AutoPEFT: Automatic Configuration Search for Parameter-Efficient Fine-Tuning
Han Zhou, Xingchen Wan, Ivan Vulić, Anna Korhonen
TL;DR
AutoPEFT tackles the costly regime of full-model fine-tuning by automatically configuring parameter-efficient fine-tuning (PEFT) through a unified, expressive search space that includes Serial Adapters, Parallel Adapters, and Prefix-Tuning with layer-level insertion decisions. It employs a multi-objective Bayesian optimization framework using a sparse GP surrogate and the NEHVI acquisition to produce a Pareto front of configurations that balance task performance and parameter efficiency, while leveraging low-fidelity evaluations to keep search costs manageable. The approach yields configurations that transfer strongly across GLUE and SuperGLUE tasks and can outperform existing PEFT baselines while remaining competitive with full fine-tuning at a fraction of the parameter updates. This provides a practical, scalable pathway for deploying PEFT on large PLMs with task-specific efficiency trade-offs, backed by public-code availability and extensive ablations.
Abstract
Large pretrained language models are widely used in downstream NLP tasks via task-specific fine-tuning, but such procedures can be costly. Recently, Parameter-Efficient Fine-Tuning (PEFT) methods have achieved strong task performance while updating much fewer parameters than full model fine-tuning (FFT). However, it is non-trivial to make informed design choices on the PEFT configurations, such as their architecture, the number of tunable parameters, and even the layers in which the PEFT modules are inserted. Consequently, it is highly likely that the current, manually designed configurations are suboptimal in terms of their performance-efficiency trade-off.
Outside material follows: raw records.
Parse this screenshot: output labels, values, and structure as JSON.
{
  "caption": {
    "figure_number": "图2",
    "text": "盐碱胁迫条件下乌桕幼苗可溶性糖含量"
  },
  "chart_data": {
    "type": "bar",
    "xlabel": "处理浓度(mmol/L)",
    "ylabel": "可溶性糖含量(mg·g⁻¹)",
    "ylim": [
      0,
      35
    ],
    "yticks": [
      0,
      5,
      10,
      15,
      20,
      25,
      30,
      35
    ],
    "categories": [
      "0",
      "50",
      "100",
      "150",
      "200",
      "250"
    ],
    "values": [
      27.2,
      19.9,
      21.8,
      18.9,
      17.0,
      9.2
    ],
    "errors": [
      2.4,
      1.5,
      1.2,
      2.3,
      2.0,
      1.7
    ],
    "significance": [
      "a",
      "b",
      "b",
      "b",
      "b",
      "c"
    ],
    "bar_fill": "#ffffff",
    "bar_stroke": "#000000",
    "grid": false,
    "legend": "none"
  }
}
Inspired by advances in neural architecture search, we propose AutoPEFT for automatic PEFT configuration selection: we first design an expressive configuration search space with multiple representative PEFT modules as building blocks. Using multi-objective Bayesian optimisation in a low-cost setup, we then discover a Pareto-optimal set of configurations with strong performance-cost trade-offs across different numbers of parameters that are also highly transferable across different tasks. Empirically, on GLUE and SuperGLUE tasks, we show that AutoPEFT-discovered configurations significantly outperform existing PEFT methods and are on par or better than FFT without incurring substantial training efficiency costs.